7. Future Directions

• Expansion to multi-modal (e.g., CT, PET), multi-phase (longitudinal, post-operative), and multi-task (segmentation + molecular prediction) settings (Baid et al., 2021).
• Direct benchmarking of radiotherapy planning targets and integration with commercial auto-contouring solutions (LaBella et al., 2024).
• Extension of BraTS evaluation to uncertainty quantification and confidence-driven workflows for clinical review (Mehta et al., 2021).

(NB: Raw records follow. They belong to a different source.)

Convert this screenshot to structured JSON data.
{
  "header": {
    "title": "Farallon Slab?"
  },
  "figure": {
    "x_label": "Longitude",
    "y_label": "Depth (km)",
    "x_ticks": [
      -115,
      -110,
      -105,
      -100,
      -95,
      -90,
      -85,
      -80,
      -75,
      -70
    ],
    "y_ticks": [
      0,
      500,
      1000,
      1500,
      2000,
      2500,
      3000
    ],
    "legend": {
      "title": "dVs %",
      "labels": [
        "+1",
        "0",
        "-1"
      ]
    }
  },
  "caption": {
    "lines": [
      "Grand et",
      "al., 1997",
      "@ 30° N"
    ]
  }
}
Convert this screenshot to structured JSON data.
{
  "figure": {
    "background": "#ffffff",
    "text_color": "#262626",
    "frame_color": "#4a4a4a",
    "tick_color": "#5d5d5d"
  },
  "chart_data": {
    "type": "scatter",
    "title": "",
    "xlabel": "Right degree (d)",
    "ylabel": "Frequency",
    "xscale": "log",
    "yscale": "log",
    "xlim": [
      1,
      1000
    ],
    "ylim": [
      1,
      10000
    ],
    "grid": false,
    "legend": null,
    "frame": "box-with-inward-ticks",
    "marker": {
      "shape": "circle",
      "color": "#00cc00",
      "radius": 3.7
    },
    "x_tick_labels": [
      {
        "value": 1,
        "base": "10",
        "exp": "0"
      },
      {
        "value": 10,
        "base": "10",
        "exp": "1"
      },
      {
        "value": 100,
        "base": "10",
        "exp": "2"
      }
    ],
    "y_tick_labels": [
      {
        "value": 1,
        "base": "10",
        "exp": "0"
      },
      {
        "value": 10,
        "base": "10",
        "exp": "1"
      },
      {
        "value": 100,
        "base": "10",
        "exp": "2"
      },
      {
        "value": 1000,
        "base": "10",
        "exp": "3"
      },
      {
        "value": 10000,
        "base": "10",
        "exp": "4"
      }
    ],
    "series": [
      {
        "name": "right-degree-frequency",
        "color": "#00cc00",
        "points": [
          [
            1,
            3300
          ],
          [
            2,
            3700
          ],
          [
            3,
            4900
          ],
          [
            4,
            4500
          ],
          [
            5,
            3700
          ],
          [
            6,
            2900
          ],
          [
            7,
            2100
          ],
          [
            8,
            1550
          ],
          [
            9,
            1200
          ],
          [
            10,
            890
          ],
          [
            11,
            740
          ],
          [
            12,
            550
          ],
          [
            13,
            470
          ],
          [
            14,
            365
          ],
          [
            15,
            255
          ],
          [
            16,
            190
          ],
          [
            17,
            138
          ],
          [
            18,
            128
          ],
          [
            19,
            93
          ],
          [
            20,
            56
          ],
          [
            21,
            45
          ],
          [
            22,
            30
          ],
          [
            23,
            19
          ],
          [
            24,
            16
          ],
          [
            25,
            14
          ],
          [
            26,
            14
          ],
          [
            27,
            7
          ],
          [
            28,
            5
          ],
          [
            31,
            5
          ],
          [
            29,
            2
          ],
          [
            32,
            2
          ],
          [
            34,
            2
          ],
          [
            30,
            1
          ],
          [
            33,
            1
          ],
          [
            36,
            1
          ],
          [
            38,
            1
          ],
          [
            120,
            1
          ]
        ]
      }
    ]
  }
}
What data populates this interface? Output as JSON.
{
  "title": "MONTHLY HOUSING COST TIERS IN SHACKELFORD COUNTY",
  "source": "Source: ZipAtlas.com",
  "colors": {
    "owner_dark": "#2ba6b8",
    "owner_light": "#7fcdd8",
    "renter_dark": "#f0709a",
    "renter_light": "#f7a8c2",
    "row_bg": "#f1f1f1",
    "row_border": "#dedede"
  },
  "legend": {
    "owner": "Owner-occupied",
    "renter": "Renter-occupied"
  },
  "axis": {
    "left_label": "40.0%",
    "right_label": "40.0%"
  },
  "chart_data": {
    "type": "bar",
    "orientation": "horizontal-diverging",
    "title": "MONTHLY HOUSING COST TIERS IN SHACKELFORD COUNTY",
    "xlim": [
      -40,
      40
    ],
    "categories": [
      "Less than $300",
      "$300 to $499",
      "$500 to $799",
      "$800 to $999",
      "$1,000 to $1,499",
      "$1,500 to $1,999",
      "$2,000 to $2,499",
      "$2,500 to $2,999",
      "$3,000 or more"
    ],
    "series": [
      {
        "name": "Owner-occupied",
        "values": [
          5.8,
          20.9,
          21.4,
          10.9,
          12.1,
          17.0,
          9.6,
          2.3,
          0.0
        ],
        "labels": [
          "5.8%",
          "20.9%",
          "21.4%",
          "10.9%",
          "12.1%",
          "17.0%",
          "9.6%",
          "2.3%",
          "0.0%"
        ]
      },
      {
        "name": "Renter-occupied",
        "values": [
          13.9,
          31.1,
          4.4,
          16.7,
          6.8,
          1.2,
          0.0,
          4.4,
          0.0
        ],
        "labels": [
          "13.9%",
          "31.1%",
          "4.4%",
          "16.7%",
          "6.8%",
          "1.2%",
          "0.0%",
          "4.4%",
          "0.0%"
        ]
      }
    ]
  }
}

• Enhancement of pediatric and global coverage with increased international, domain-heterogeneous datasets to foster equitable AI tool deployment (Kazerooni et al., 2023, Kazerooni et al., 2024, Kazerooni et al., 2024, Adewole et al., 2023).

By maintaining high standards of annotation, robust metric design, and a transparent, reproducible evaluation ecosystem, the BraTS Challenge remains the definitive global benchmark for brain tumor segmentation, continually setting state-of-the-art standards and guiding research toward clinical robustness and reproducibility (LaBella et al., 2024, Kazerooni et al., 2023, Kazerooni et al., 2024, LaBella et al., 2024).